Sadly, Martha would eventually be a widow longer than she was a bride. After her husband’s death, she returned to Portland, where Allan was enrolled in law school, and David would eventually do his medical residency. She became affectionately and generously involved in the lives of her proliferating grandchildren.

Growing up, the grandchildren recall never lacking for car rides, as she was at her best on a spontaneous mission that involved transporting one or more of them in her Toyota RAV4 (she drove RAV4s for almost 20 years in all) to the destination of their choice, often a shopping blitz in Freeport. She drove her most recent RAV4 for longer than she probably should have, still gunning it out of the driveway and up Gloucester Hill Road as recently as early this summer, the vehicle’s tired frame sporting the dents, scratches and streaks that told the story of countless adventures and misadventures.

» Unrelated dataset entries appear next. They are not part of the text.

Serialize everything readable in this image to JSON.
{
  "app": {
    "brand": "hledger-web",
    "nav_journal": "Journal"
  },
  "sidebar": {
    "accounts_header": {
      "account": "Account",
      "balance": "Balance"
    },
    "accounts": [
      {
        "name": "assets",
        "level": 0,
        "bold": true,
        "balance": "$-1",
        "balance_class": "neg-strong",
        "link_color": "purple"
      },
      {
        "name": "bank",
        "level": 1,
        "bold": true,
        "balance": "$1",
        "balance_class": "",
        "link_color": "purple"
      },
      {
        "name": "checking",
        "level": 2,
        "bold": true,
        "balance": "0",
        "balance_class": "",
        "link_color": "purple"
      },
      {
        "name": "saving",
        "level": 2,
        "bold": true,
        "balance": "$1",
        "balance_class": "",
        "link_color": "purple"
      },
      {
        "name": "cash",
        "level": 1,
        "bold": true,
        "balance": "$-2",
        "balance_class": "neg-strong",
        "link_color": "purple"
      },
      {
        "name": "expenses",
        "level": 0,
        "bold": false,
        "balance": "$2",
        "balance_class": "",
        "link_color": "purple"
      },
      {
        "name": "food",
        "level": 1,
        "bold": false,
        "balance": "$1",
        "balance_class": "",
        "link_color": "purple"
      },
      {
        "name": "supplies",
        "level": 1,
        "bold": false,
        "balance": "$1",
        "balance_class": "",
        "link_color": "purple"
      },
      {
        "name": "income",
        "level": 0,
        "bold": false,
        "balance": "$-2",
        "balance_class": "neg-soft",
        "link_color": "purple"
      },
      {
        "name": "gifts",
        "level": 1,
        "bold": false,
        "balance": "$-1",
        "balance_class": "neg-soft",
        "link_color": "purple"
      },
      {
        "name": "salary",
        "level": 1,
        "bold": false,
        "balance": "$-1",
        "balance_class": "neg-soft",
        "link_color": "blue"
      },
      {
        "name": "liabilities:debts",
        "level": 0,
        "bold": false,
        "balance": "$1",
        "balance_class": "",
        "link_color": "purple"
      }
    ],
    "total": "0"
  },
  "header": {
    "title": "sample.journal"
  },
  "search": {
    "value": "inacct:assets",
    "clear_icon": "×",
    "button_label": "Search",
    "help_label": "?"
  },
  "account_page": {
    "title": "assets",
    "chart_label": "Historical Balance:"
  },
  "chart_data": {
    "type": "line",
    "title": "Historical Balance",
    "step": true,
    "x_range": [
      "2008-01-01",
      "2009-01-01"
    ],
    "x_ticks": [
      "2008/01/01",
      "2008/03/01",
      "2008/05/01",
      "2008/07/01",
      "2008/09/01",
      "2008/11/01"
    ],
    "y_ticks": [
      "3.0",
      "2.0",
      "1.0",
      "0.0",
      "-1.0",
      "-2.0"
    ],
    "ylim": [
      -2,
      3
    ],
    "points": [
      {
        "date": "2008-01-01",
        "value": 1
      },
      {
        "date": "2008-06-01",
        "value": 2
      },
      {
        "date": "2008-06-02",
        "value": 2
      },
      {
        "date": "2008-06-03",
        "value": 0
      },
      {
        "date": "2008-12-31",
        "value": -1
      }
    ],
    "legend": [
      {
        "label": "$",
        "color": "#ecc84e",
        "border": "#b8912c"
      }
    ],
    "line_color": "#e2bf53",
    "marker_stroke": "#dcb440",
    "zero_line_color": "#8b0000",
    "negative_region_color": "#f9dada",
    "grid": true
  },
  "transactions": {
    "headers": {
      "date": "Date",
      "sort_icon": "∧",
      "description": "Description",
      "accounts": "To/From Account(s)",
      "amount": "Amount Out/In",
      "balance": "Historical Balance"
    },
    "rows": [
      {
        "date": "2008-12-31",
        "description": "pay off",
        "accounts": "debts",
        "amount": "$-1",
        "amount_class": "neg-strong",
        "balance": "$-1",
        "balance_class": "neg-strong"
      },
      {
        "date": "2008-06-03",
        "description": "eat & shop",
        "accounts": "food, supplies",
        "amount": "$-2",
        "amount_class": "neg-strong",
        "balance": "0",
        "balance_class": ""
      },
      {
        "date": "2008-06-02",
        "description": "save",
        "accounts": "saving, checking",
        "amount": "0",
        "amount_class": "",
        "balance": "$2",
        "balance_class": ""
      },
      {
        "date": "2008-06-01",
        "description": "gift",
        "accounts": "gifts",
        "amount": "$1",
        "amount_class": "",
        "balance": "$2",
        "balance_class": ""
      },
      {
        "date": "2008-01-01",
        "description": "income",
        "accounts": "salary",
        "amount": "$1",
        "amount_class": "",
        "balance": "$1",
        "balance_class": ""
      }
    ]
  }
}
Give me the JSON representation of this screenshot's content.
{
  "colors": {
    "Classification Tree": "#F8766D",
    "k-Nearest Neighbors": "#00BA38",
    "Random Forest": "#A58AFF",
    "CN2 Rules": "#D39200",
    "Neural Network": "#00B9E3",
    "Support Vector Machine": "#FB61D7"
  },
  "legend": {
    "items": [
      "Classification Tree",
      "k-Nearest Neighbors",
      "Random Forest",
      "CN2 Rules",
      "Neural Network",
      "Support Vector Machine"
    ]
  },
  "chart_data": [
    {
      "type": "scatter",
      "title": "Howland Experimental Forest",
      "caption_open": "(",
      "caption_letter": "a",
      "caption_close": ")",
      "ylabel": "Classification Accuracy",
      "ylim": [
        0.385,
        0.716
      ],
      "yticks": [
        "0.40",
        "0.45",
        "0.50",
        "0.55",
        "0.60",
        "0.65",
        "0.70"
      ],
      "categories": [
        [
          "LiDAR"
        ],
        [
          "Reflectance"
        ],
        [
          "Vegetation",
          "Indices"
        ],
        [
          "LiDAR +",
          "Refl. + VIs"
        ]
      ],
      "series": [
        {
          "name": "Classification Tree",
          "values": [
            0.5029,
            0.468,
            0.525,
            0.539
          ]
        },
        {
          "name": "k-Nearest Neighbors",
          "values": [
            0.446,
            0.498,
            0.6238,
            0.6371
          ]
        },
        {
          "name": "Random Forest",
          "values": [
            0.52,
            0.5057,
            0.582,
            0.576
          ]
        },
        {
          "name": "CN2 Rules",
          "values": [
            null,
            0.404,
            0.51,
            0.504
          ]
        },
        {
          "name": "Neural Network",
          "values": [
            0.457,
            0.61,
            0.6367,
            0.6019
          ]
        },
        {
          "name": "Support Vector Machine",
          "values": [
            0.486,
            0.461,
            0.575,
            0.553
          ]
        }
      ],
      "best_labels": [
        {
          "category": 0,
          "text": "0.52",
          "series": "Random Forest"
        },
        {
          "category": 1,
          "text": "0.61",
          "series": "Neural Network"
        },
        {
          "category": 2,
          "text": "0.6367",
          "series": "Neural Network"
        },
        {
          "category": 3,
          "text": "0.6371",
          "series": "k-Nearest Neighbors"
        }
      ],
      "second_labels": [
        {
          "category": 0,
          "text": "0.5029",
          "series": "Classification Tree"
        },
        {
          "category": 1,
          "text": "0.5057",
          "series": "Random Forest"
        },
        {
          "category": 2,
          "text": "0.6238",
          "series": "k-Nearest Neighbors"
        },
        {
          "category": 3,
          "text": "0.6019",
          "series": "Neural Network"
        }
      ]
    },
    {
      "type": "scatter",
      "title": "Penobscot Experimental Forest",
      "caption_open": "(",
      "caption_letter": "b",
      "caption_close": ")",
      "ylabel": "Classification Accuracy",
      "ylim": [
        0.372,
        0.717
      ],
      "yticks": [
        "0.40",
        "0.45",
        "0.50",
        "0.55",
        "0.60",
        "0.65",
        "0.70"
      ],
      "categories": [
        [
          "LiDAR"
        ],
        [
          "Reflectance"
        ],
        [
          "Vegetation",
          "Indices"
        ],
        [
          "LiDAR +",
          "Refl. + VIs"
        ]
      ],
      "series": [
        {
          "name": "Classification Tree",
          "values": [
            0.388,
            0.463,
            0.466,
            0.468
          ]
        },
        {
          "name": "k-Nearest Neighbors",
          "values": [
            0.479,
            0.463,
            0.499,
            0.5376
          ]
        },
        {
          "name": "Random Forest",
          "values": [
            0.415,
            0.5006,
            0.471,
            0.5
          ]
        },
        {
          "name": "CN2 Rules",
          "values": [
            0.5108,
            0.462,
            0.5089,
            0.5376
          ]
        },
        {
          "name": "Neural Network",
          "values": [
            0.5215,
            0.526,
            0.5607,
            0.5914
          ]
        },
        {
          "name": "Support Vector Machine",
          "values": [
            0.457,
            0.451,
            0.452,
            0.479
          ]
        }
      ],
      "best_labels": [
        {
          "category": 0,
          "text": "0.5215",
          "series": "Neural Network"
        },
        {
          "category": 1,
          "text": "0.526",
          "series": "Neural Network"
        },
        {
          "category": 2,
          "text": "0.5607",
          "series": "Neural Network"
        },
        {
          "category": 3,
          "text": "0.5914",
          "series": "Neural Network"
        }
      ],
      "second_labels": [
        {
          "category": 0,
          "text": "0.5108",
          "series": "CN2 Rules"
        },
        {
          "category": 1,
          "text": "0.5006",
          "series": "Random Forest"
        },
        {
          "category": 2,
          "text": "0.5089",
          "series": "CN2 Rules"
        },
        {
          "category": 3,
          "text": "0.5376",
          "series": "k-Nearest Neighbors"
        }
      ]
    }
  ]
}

However, spontaneity and independence were hallmarks of her character, and the grandchildren were usually the beneficiaries, drawn delightfully and memorably into her world. Besides, who was going to be the one to take the keys away from her?

Martha is survived by her two sons and their wives, Allan and Mary of New Gloucester, and David and Heather, also of New Gloucester, currently residing in Parsburg, Germany. On Allan’s side, the grandchildren are Lydia, married to Alex Burnham, of New Gloucester; Peter of Jackson Hole, Wyo.; Jonathan, married to Jennifer Morse of Bath; Emma and fiancee, Rose, of Brooklyn; and Noah, attending Bates College. On David’s side, the grandchildren are John Paul of San Francisco; Molly, married to Nate Merrill of New Gloucester; Roux, Rita and Elizabeth, all of New Gloucester; George, attending Southern Maine Community College; and Sam, living in Parsberg and completing high school. She is also survived by five great-grandchildren, Lydia and Alex’s son, Jack, Molly and Nate’s sons, Elliott, Kai and Shae, and Rita’s daughter, Riley.

She is predeceased by both of her brothers, David of Balfron, Scotland, and Jim of Kilmarnock, Scotland.

The family would like to thank the nurses and aides from Androscoggin Home Care and Hospice, especially Bobbi and Deeanna, whose kindness, grace and professionalism will forever be associated with Martha’s final weeks of care.